Ouvimos muito falar sobre indicadores, o termo já faz parte da linguagem gerencial a algum tempo, mas atualmente se tornou uma ferramenta muito valiosa para pensar políticas públicas ou ações diversas na área social. Indicadores são normalmente compostos por dados estatísticos, isto é, números que nos dão medidas da realidade, permitindo que se criem parâmetros para análises. Logo, um indicador nos possibilita observar tendências e comportamentos, subsidiando a tomada de decisões, o planejamento e a formulação de políticas públicas.

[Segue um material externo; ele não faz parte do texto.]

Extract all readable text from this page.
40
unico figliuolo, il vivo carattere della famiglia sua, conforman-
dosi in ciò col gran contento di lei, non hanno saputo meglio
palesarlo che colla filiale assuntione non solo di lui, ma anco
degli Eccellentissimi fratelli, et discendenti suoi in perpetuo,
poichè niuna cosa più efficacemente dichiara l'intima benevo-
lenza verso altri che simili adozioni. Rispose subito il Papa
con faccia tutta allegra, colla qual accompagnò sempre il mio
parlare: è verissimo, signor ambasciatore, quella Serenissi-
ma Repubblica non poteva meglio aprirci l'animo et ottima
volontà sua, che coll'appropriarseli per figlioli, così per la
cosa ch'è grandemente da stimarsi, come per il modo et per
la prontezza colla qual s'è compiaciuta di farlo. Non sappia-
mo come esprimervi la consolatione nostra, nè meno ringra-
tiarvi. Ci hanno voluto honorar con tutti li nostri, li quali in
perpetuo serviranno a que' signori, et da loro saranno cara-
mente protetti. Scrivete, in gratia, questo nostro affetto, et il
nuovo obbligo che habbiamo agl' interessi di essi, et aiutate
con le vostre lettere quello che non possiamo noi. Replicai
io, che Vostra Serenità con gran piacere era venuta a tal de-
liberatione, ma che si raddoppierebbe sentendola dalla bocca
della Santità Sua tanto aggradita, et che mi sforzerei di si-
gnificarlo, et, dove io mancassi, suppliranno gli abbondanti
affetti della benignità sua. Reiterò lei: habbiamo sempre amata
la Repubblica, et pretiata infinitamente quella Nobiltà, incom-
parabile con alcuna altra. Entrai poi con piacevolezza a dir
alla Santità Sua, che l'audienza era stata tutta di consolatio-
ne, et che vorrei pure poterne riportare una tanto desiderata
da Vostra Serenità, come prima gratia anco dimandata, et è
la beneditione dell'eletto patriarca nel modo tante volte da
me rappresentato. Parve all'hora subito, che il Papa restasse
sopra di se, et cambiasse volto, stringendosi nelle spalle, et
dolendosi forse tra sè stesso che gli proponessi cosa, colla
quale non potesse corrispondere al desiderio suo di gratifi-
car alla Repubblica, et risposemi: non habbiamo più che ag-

O uso dos indicadores sociais para conceber políticas públicas ou planejar ações sociais parece ser muito recente, mas existe a bastante tempo. O primeiro censo demográfico brasileiro foi em 1890, seguidos por 1900 e 1920, até que em 1936 foi criado o instituto brasileiro de geografia e estatística _ IBGE. Um exemplo muito simples de como funciona uma análise com base em dados estatísticos é analisando a idade da população. Observando o percentual de crianças, jovens, adultos e idosos podemos identificar o crescimento de alguma destas faixas etárias, logo, pensamos em demanda por políticas públicas ou serviços específicos que atendam aquelas pessoas.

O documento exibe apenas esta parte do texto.